Les choses les plus graves, les plus belles, les plus saintes, ne se prouvent pas, mais se révèlent: nous comprenons l'amour en aimant, la charité en donnant, la foi en croyant.
Après cette vie terrestre, où donc irai-je? Où sont allés ceux que j'aime. Le reste m'importe peu.
Quand la poésie se met à la queue d'un parti politique, elle se dégrade. De souveraine, elle descend au rôle de servante. La princesse éblouissante devient Peau d'Ane.
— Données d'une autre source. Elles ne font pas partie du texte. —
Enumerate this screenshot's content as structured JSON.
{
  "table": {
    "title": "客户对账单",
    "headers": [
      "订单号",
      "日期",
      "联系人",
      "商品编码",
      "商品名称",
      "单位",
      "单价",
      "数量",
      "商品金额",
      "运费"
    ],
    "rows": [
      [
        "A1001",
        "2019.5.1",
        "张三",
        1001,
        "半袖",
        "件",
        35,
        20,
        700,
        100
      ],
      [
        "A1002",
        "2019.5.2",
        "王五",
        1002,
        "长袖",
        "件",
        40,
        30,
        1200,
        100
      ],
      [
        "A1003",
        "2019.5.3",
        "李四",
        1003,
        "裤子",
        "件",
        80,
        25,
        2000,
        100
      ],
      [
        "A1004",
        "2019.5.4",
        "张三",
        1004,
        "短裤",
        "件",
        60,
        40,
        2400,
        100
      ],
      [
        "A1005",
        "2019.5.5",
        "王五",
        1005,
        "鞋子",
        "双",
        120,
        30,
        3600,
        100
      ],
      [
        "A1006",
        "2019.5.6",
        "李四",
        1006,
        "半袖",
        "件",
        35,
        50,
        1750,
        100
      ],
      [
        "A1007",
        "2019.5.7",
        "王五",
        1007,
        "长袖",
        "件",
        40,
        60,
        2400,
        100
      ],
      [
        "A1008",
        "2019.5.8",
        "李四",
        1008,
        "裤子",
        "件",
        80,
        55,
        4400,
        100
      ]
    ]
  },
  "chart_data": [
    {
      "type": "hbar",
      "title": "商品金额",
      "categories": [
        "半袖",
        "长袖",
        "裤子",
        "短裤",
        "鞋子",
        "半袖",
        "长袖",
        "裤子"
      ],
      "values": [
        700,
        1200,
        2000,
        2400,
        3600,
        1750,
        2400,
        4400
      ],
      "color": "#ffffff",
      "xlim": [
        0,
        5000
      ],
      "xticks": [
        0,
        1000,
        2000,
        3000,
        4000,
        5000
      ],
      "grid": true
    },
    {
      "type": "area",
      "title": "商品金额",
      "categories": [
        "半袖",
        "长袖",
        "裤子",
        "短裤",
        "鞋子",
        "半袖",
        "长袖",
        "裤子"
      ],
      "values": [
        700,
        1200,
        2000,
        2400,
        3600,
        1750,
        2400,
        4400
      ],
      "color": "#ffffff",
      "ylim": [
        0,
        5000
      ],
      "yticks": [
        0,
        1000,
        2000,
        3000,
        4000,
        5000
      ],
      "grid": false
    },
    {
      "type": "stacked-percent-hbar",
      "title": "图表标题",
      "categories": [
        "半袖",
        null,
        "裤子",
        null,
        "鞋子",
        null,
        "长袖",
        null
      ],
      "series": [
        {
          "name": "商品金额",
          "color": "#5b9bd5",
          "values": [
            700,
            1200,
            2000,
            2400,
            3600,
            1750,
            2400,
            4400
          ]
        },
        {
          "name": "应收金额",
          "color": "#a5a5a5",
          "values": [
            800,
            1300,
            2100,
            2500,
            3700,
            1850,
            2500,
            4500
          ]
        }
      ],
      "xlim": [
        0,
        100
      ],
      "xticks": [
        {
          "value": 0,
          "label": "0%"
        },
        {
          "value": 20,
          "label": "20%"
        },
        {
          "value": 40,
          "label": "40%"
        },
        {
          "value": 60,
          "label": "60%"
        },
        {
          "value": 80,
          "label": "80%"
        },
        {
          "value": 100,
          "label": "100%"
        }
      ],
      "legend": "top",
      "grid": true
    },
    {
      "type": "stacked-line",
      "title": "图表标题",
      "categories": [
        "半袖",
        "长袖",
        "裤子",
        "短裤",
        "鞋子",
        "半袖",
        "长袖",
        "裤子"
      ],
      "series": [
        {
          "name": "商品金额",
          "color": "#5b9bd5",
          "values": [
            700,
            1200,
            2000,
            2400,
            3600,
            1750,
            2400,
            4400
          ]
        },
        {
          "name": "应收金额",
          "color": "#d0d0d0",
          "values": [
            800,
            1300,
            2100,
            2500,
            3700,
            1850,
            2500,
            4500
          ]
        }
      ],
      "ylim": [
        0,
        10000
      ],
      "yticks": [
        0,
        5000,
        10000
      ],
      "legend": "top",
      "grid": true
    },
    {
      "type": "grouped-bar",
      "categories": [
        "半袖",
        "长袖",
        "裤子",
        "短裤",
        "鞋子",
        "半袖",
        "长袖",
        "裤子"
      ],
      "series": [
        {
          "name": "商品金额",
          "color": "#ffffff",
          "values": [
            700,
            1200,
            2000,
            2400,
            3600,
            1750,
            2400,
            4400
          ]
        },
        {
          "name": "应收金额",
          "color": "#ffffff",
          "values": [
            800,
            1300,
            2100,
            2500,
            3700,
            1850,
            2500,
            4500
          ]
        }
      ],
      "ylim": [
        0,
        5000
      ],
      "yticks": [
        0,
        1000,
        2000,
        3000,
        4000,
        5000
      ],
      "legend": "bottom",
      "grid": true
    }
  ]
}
Et pourtant notre coeur devrait être un abîme d'indulgence pour les poètes, ne fût-ce que par gratitude pour les saintes joies qu'ils nous ont données dans leurs jours de lumière.
Au printemps dernier, j'ai pu voir un papillon sortant de sa chrysalide comme de l'étui d'un éventail. D'abord étourdi et comme ébloui par le grand jour, il se traîna gauchement sur le sol, étirant ses ailes gommeuses, agglutinées, collant au corps comme une robe de soie chiffonnée; mais le soleil eut bientôt fait de lui sécher les ailes, et, comme une flèche, il disparut dans un rayon du matin. Après son départ, l'intérieur de la chrysalide garda longtemps ses couleurs: bandes de pourpre, stries d'azur et points d'or.—En songeant à cette chrysalide et aux riches empreintes qu'y avait laissées le splendide pèlerin du ciel, je me souviens des coeurs où l'amour a passé.